Elle mit sa main dans celle du prêtre, qui la serra doucement, et s’éloigna. Le vieillard la suivit des yeux. Il songeait avec tristesse : « C’est décidément sérieux, pauvre petite. La voilà qui ne veut plus se marier ! Je ne peux pourtant pas demander à M. de Montluzac de l’épouser ! S’il le faisait par pitié, ayant peut-être quelqu’autre attachement, ce serait encore plus terrible que tout pour ma pauvre Rosey. Et puis, il s’avoue lui-même complètement sceptique, de cœur sec, d’habitudes frivoles — et peut-être pires. Il peut avoir été un cousin excellent, vraiment délicat et généreux, et n’être qu’un mari détestable.
Le vieillard soupira, en passant la main sur son front. Ah ! qu’elle lui donnait du souci, la pauvre chère petite fille ! Et comme ce serait délicat, tout à l’heure, de faire comprendre au marquis de Montluzac qu’il devait s’arranger pour ne plus la revoir, de longtemps du moins !
La lune commençait de s’élever au-dessus des bois de Capdeuilles, quand Roselyne sortit du château.

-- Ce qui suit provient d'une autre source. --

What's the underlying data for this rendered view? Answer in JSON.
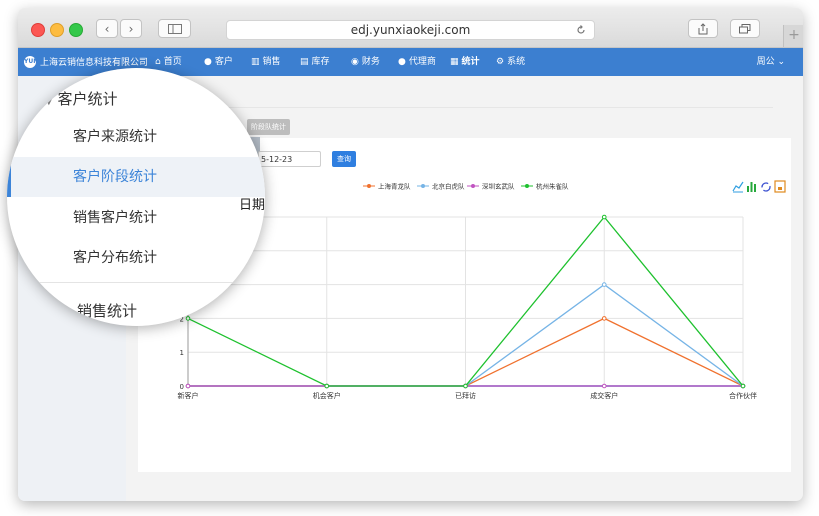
{
  "browser": {
    "url": "edj.yunxiaokeji.com",
    "nav_back": "‹",
    "nav_forward": "›",
    "new_tab": "+"
  },
  "nav": {
    "brand": "上海云销信息科技有限公司",
    "logo_text": "YUN",
    "items": [
      {
        "label": "首页",
        "icon": "home-icon"
      },
      {
        "label": "客户",
        "icon": "user-icon"
      },
      {
        "label": "销售",
        "icon": "bar-chart-icon"
      },
      {
        "label": "库存",
        "icon": "warehouse-icon"
      },
      {
        "label": "财务",
        "icon": "money-bag-icon"
      },
      {
        "label": "代理商",
        "icon": "users-icon"
      },
      {
        "label": "统计",
        "icon": "stats-icon"
      },
      {
        "label": "系统",
        "icon": "gear-icon"
      }
    ],
    "active_item": "统计",
    "user": "周公"
  },
  "page": {
    "breadcrumb_char": "客",
    "tab_label": "阶段队统计",
    "stamp_label": "客",
    "date_value": "5-12-23",
    "query_button": "查询"
  },
  "magnifier": {
    "header": "客户统计",
    "items": [
      {
        "label": "客户来源统计",
        "selected": false
      },
      {
        "label": "客户阶段统计",
        "selected": true
      },
      {
        "label": "销售客户统计",
        "selected": false
      },
      {
        "label": "客户分布统计",
        "selected": false
      }
    ],
    "footer": "销售统计",
    "partial_text": "日期"
  },
  "chart_data": {
    "type": "line",
    "categories": [
      "新客户",
      "机会客户",
      "已拜访",
      "成交客户",
      "合作伙伴"
    ],
    "series": [
      {
        "name": "上海青龙队",
        "color": "#f0712e",
        "marker": "circle",
        "values": [
          0,
          0,
          0,
          2,
          0
        ]
      },
      {
        "name": "北京白虎队",
        "color": "#76b4e6",
        "marker": "square",
        "values": [
          0,
          0,
          0,
          3,
          0
        ]
      },
      {
        "name": "深圳玄武队",
        "color": "#c154c1",
        "marker": "triangle",
        "values": [
          0,
          0,
          0,
          0,
          0
        ]
      },
      {
        "name": "杭州朱雀队",
        "color": "#1ec12e",
        "marker": "diamond",
        "values": [
          2,
          0,
          0,
          5,
          0
        ]
      }
    ],
    "yticks": [
      0,
      1,
      2
    ],
    "ylim": [
      0,
      5
    ],
    "grid": true,
    "legend": "top-center",
    "tools": [
      "line-chart-icon",
      "bar-chart-icon",
      "refresh-icon",
      "save-icon"
    ]
  }
}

Attila, enfermé dans le salon, gémit doucement. Mais la jeune fille ne voulait pas l’emmener, ce soir. Il lui semblait plus doux d’être seule, dans le grand silence de la nuit.
Tout à l’heure, elle venait de parcourir le château, la chère demeure où demeurait si vivant le souvenir de l’aïeul. Dans le salon, elle s’était assise près de la petite table ronde à dessus de marbre. Là, elle avait revécu les jours passés… Mais toujours, près du grand-père, elle revoyait une haute silhouette masculine, un beau visage aux yeux souriants qui caressaient, attiraient et retenaient à jamais. Où qu’elle allât, d’ailleurs, ce souvenir ne la quittait pas. Ici, dans cette allée, elle était passée avec lui, en revenant de l’étang. Tous deux avaient regardé le vieux logis mélancolique et ruiné…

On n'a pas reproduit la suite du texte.